People now have the option to get universal credit paid every two weeks, which is great.
When I started doing this work 17 years ago, people would go into a face-to-face interview in the jobcentre or a benefits office to be told what was available to them. Those staff knew everything. It seems as if it is a bit of a secret now, yet there seems to be a concern about unclaimed benefits. I do not know why they are not telling us things.
We had exactly the same situation that Evan Adamson faced. When one guy rang up the jobcentre to say that he had an interview, he was told, “Well, good luck with it.” I then rang up another jobcentre—it was in Dingwall, which is probably just 20 miles, or half an hour, away—and I was told that there was money available for the guy to get an outfit for his interview. That jobcentre was able to do that for him. What I am trying to say is that it seems that different places give out different information.
We have to take people to the jobcentre to do their application or to do the identification check after they have done an online application, because it is 20 miles away and it costs £10 to get there on the bus. I could run a bus service. I pick people up on the A9 going back and forth to the jobcentre—they are told to thumb a lift. These are young women who are being told to thumb a lift down to the jobcentre.
People are told at the jobcentre that they can get universal credit every two weeks, which they love because that is what we are used to—we love money coming in every two weeks. That is why a five-week wait fails: people are used to getting their money regularly; they just have to get by. I know people who get their money on the Tuesday and will not get any more money until Tuesday week. When they have spent all their money, they say, “Well, I’m am getting paid next week.” They still have a week and a half to go, but in their heads money is coming next week, so that is as far ahead as they plan. They can get it every two weeks, but that is after the initial five weeks. They cannot get it straight away. They have to do the five weeks, then they wait another two weeks, then they start to get it every two weeks. Of course, it feels like a pittance. It is £317 after four weeks, but it is £100 and a bit—it is half—when they get it.

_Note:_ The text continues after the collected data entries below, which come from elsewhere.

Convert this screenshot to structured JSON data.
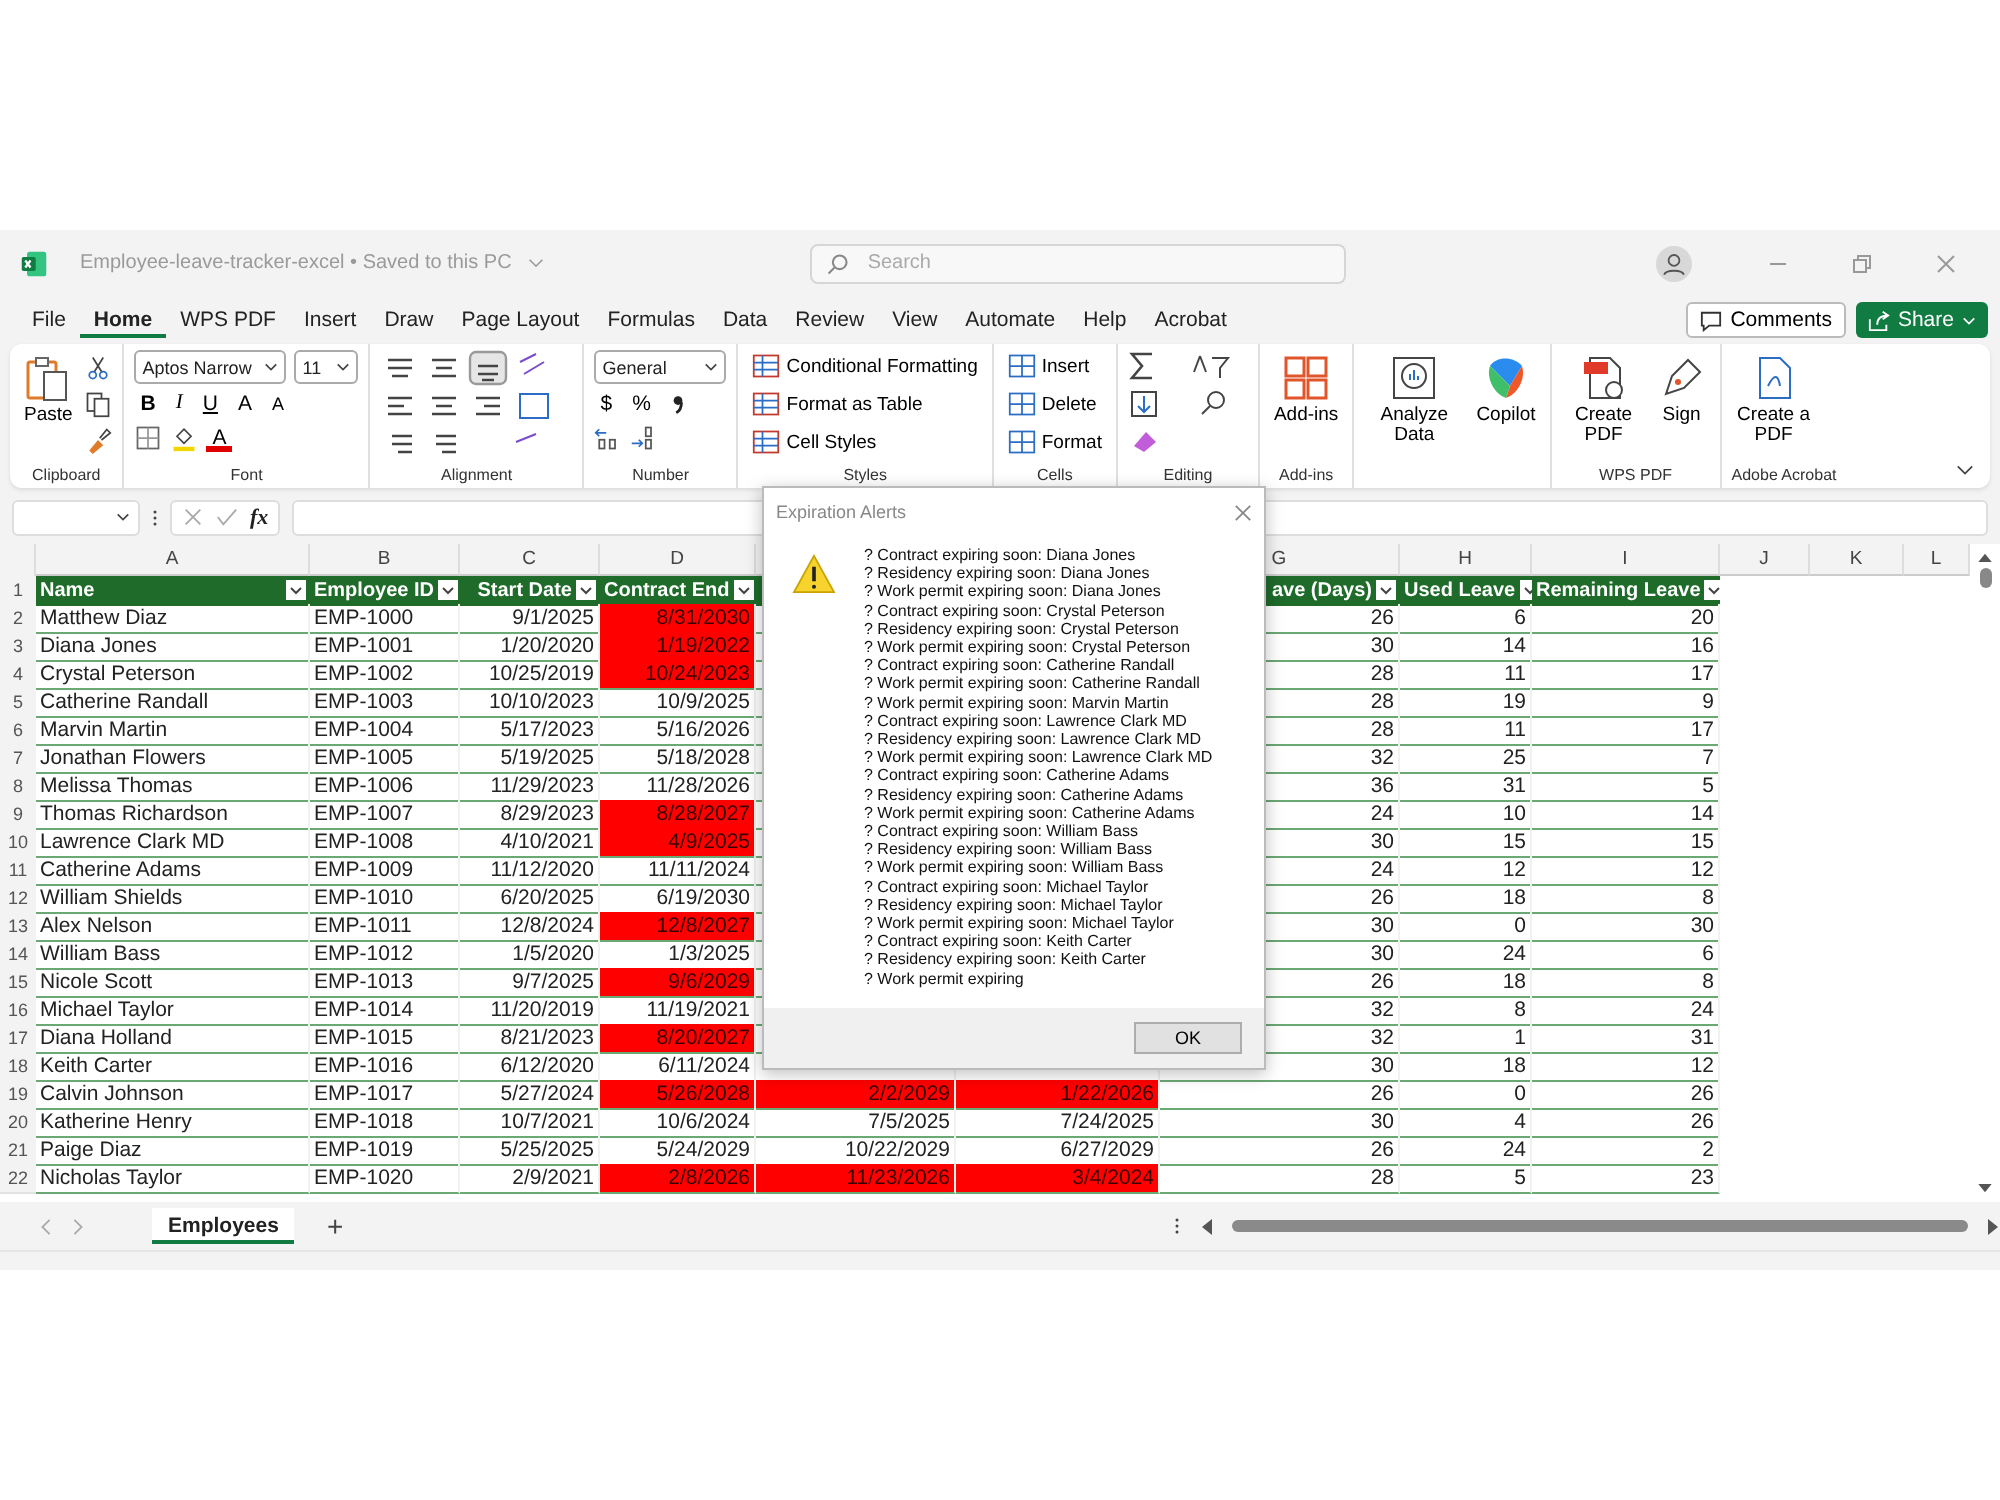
{
  "window": {
    "title": "Employee-leave-tracker-excel",
    "separator": "•",
    "save_status": "Saved to this PC",
    "search_placeholder": "Search"
  },
  "menu_tabs": [
    {
      "label": "File",
      "selected": false
    },
    {
      "label": "Home",
      "selected": true
    },
    {
      "label": "WPS PDF",
      "selected": false
    },
    {
      "label": "Insert",
      "selected": false
    },
    {
      "label": "Draw",
      "selected": false
    },
    {
      "label": "Page Layout",
      "selected": false
    },
    {
      "label": "Formulas",
      "selected": false
    },
    {
      "label": "Data",
      "selected": false
    },
    {
      "label": "Review",
      "selected": false
    },
    {
      "label": "View",
      "selected": false
    },
    {
      "label": "Automate",
      "selected": false
    },
    {
      "label": "Help",
      "selected": false
    },
    {
      "label": "Acrobat",
      "selected": false
    }
  ],
  "comments_button": "Comments",
  "share_button": "Share",
  "ribbon": {
    "clipboard": {
      "label": "Clipboard",
      "paste": "Paste"
    },
    "font": {
      "label": "Font",
      "family": "Aptos Narrow",
      "size": "11",
      "bold": "B",
      "italic": "I",
      "underline": "U",
      "grow": "A",
      "shrink": "A",
      "color_button": "A"
    },
    "alignment": {
      "label": "Alignment"
    },
    "number": {
      "label": "Number",
      "format": "General",
      "currency": "$",
      "percent": "%"
    },
    "styles": {
      "label": "Styles",
      "items": [
        "Conditional Formatting",
        "Format as Table",
        "Cell Styles"
      ]
    },
    "cells": {
      "label": "Cells",
      "items": [
        "Insert",
        "Delete",
        "Format"
      ]
    },
    "editing": {
      "label": "Editing"
    },
    "addins": {
      "label": "Add-ins",
      "button": "Add-ins"
    },
    "ai": {
      "buttons": [
        "Analyze Data",
        "Copilot"
      ]
    },
    "wps": {
      "label": "WPS PDF",
      "buttons": [
        "Create PDF",
        "Sign"
      ]
    },
    "acrobat": {
      "label": "Adobe Acrobat",
      "button": "Create a PDF"
    }
  },
  "formula_bar": {
    "fx": "fx"
  },
  "column_letters": [
    "A",
    "B",
    "C",
    "D",
    "G",
    "H",
    "I",
    "J",
    "K",
    "L"
  ],
  "header_row": {
    "num": "1",
    "headers": [
      "Name",
      "Employee ID",
      "Start Date",
      "Contract End",
      "ave (Days)",
      "Used Leave",
      "Remaining Leave"
    ]
  },
  "rows": [
    {
      "num": "2",
      "name": "Matthew Diaz",
      "id": "EMP-1000",
      "start": "9/1/2025",
      "contract_end": "8/31/2030",
      "contract_alert": true,
      "leave": "26",
      "used": "6",
      "remaining": "20"
    },
    {
      "num": "3",
      "name": "Diana Jones",
      "id": "EMP-1001",
      "start": "1/20/2020",
      "contract_end": "1/19/2022",
      "contract_alert": true,
      "leave": "30",
      "used": "14",
      "remaining": "16"
    },
    {
      "num": "4",
      "name": "Crystal Peterson",
      "id": "EMP-1002",
      "start": "10/25/2019",
      "contract_end": "10/24/2023",
      "contract_alert": true,
      "leave": "28",
      "used": "11",
      "remaining": "17"
    },
    {
      "num": "5",
      "name": "Catherine Randall",
      "id": "EMP-1003",
      "start": "10/10/2023",
      "contract_end": "10/9/2025",
      "contract_alert": false,
      "leave": "28",
      "used": "19",
      "remaining": "9"
    },
    {
      "num": "6",
      "name": "Marvin Martin",
      "id": "EMP-1004",
      "start": "5/17/2023",
      "contract_end": "5/16/2026",
      "contract_alert": false,
      "leave": "28",
      "used": "11",
      "remaining": "17"
    },
    {
      "num": "7",
      "name": "Jonathan Flowers",
      "id": "EMP-1005",
      "start": "5/19/2025",
      "contract_end": "5/18/2028",
      "contract_alert": false,
      "leave": "32",
      "used": "25",
      "remaining": "7"
    },
    {
      "num": "8",
      "name": "Melissa Thomas",
      "id": "EMP-1006",
      "start": "11/29/2023",
      "contract_end": "11/28/2026",
      "contract_alert": false,
      "leave": "36",
      "used": "31",
      "remaining": "5"
    },
    {
      "num": "9",
      "name": "Thomas Richardson",
      "id": "EMP-1007",
      "start": "8/29/2023",
      "contract_end": "8/28/2027",
      "contract_alert": true,
      "leave": "24",
      "used": "10",
      "remaining": "14"
    },
    {
      "num": "10",
      "name": "Lawrence Clark MD",
      "id": "EMP-1008",
      "start": "4/10/2021",
      "contract_end": "4/9/2025",
      "contract_alert": true,
      "leave": "30",
      "used": "15",
      "remaining": "15"
    },
    {
      "num": "11",
      "name": "Catherine Adams",
      "id": "EMP-1009",
      "start": "11/12/2020",
      "contract_end": "11/11/2024",
      "contract_alert": false,
      "leave": "24",
      "used": "12",
      "remaining": "12"
    },
    {
      "num": "12",
      "name": "William Shields",
      "id": "EMP-1010",
      "start": "6/20/2025",
      "contract_end": "6/19/2030",
      "contract_alert": false,
      "leave": "26",
      "used": "18",
      "remaining": "8"
    },
    {
      "num": "13",
      "name": "Alex Nelson",
      "id": "EMP-1011",
      "start": "12/8/2024",
      "contract_end": "12/8/2027",
      "contract_alert": true,
      "leave": "30",
      "used": "0",
      "remaining": "30"
    },
    {
      "num": "14",
      "name": "William Bass",
      "id": "EMP-1012",
      "start": "1/5/2020",
      "contract_end": "1/3/2025",
      "contract_alert": false,
      "leave": "30",
      "used": "24",
      "remaining": "6"
    },
    {
      "num": "15",
      "name": "Nicole Scott",
      "id": "EMP-1013",
      "start": "9/7/2025",
      "contract_end": "9/6/2029",
      "contract_alert": true,
      "leave": "26",
      "used": "18",
      "remaining": "8"
    },
    {
      "num": "16",
      "name": "Michael Taylor",
      "id": "EMP-1014",
      "start": "11/20/2019",
      "contract_end": "11/19/2021",
      "contract_alert": false,
      "leave": "32",
      "used": "8",
      "remaining": "24"
    },
    {
      "num": "17",
      "name": "Diana Holland",
      "id": "EMP-1015",
      "start": "8/21/2023",
      "contract_end": "8/20/2027",
      "contract_alert": true,
      "leave": "32",
      "used": "1",
      "remaining": "31"
    },
    {
      "num": "18",
      "name": "Keith Carter",
      "id": "EMP-1016",
      "start": "6/12/2020",
      "contract_end": "6/11/2024",
      "contract_alert": false,
      "leave": "30",
      "used": "18",
      "remaining": "12"
    },
    {
      "num": "19",
      "name": "Calvin Johnson",
      "id": "EMP-1017",
      "start": "5/27/2024",
      "contract_end": "5/26/2028",
      "contract_alert": true,
      "residency_end": "2/2/2029",
      "residency_alert": true,
      "permit_end": "1/22/2026",
      "permit_alert": true,
      "leave": "26",
      "used": "0",
      "remaining": "26"
    },
    {
      "num": "20",
      "name": "Katherine Henry",
      "id": "EMP-1018",
      "start": "10/7/2021",
      "contract_end": "10/6/2024",
      "contract_alert": false,
      "residency_end": "7/5/2025",
      "residency_alert": false,
      "permit_end": "7/24/2025",
      "permit_alert": false,
      "leave": "30",
      "used": "4",
      "remaining": "26"
    },
    {
      "num": "21",
      "name": "Paige Diaz",
      "id": "EMP-1019",
      "start": "5/25/2025",
      "contract_end": "5/24/2029",
      "contract_alert": false,
      "residency_end": "10/22/2029",
      "residency_alert": false,
      "permit_end": "6/27/2029",
      "permit_alert": false,
      "leave": "26",
      "used": "24",
      "remaining": "2"
    },
    {
      "num": "22",
      "name": "Nicholas Taylor",
      "id": "EMP-1020",
      "start": "2/9/2021",
      "contract_end": "2/8/2026",
      "contract_alert": true,
      "residency_end": "11/23/2026",
      "residency_alert": true,
      "permit_end": "3/4/2024",
      "permit_alert": true,
      "leave": "28",
      "used": "5",
      "remaining": "23"
    }
  ],
  "sheets": [
    {
      "label": "Employees",
      "selected": true
    }
  ],
  "add_sheet": "+",
  "dialog": {
    "title": "Expiration Alerts",
    "button": "OK",
    "lines": [
      "? Contract expiring soon: Diana Jones",
      "? Residency expiring soon: Diana Jones",
      "? Work permit expiring soon: Diana Jones",
      "? Contract expiring soon: Crystal Peterson",
      "? Residency expiring soon: Crystal Peterson",
      "? Work permit expiring soon: Crystal Peterson",
      "? Contract expiring soon: Catherine Randall",
      "? Work permit expiring soon: Catherine Randall",
      "? Work permit expiring soon: Marvin Martin",
      "? Contract expiring soon: Lawrence Clark MD",
      "? Residency expiring soon: Lawrence Clark MD",
      "? Work permit expiring soon: Lawrence Clark MD",
      "? Contract expiring soon: Catherine Adams",
      "? Residency expiring soon: Catherine Adams",
      "? Work permit expiring soon: Catherine Adams",
      "? Contract expiring soon: William Bass",
      "? Residency expiring soon: William Bass",
      "? Work permit expiring soon: William Bass",
      "? Contract expiring soon: Michael Taylor",
      "? Residency expiring soon: Michael Taylor",
      "? Work permit expiring soon: Michael Taylor",
      "? Contract expiring soon: Keith Carter",
      "? Residency expiring soon: Keith Carter",
      "? Work permit expiring"
    ]
  }
}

The jobcentre can now tell people that they can have a benefit advance, which is okay. However, I was with one boy—a chronic alcoholic—who had come out of prison and was just given £500. I continually say to people, “You’ve got to pay it back,” and now he is paying it back at £40. He has nothing to live on because that option was given to him. It is great that it is available, but it has to be done carefully. It just cannot be thrown out there, because people who have no money will take it.

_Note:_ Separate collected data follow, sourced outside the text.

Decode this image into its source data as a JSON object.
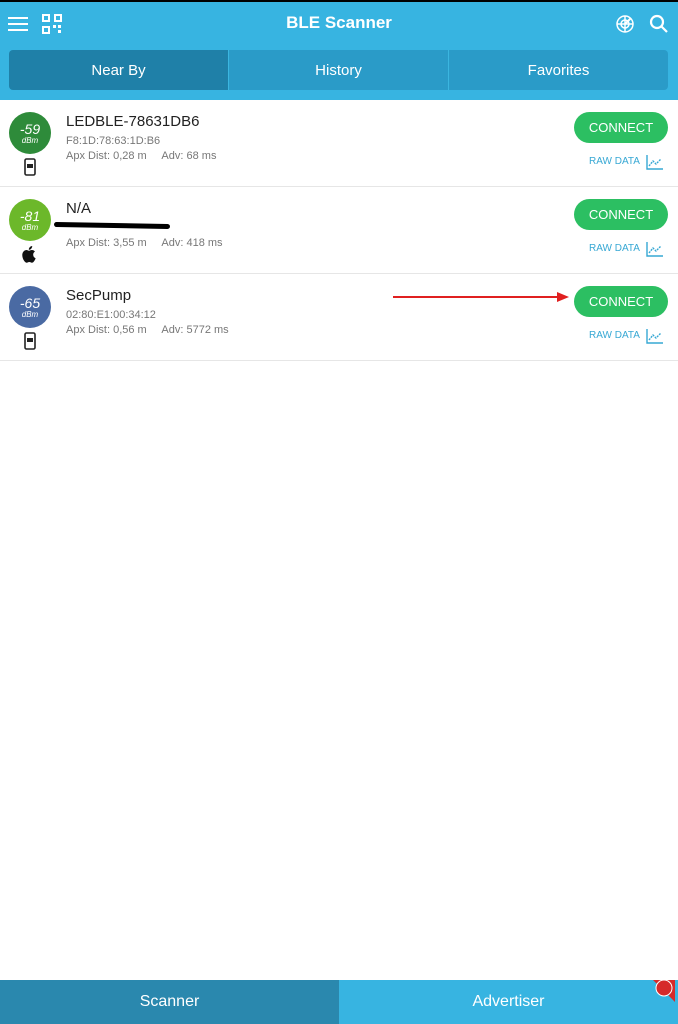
{
  "app": {
    "title": "BLE Scanner"
  },
  "header": {
    "menu_icon": "hamburger-menu-icon",
    "qr_icon": "qr-code-icon",
    "radar_icon": "radar-icon",
    "search_icon": "search-icon"
  },
  "tabs": [
    {
      "label": "Near By",
      "active": true
    },
    {
      "label": "History",
      "active": false
    },
    {
      "label": "Favorites",
      "active": false
    }
  ],
  "devices": [
    {
      "rssi": "-59",
      "unit": "dBm",
      "color": "#2e8b3a",
      "device_icon": "phone-icon",
      "name": "LEDBLE-78631DB6",
      "mac": "F8:1D:78:63:1D:B6",
      "dist_label": "Apx Dist:",
      "dist": "0,28 m",
      "adv_label": "Adv:",
      "adv": "68 ms",
      "connect_label": "CONNECT",
      "raw_label": "RAW DATA"
    },
    {
      "rssi": "-81",
      "unit": "dBm",
      "color": "#6cb82a",
      "device_icon": "apple-icon",
      "name": "N/A",
      "mac": "",
      "dist_label": "Apx Dist:",
      "dist": "3,55 m",
      "adv_label": "Adv:",
      "adv": "418 ms",
      "connect_label": "CONNECT",
      "raw_label": "RAW DATA"
    },
    {
      "rssi": "-65",
      "unit": "dBm",
      "color": "#4a6aa3",
      "device_icon": "phone-icon",
      "name": "SecPump",
      "mac": "02:80:E1:00:34:12",
      "dist_label": "Apx Dist:",
      "dist": "0,56 m",
      "adv_label": "Adv:",
      "adv": "5772 ms",
      "connect_label": "CONNECT",
      "raw_label": "RAW DATA"
    }
  ],
  "bottom_tabs": [
    {
      "label": "Scanner"
    },
    {
      "label": "Advertiser"
    }
  ],
  "annotation": {
    "arrow_color": "#e02020"
  }
}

You can get universal credit now every two weeks, but you have to cover the initial five weeks, and your rent is still paid at a different time. Money comes out at different times, and people pay rent at different times. If you add getting a job into the mix with all that and try to work out what’s what, you can see that it is just a mess financially. It is hard enough for us to work out, let alone someone who is not used to budgeting and planning.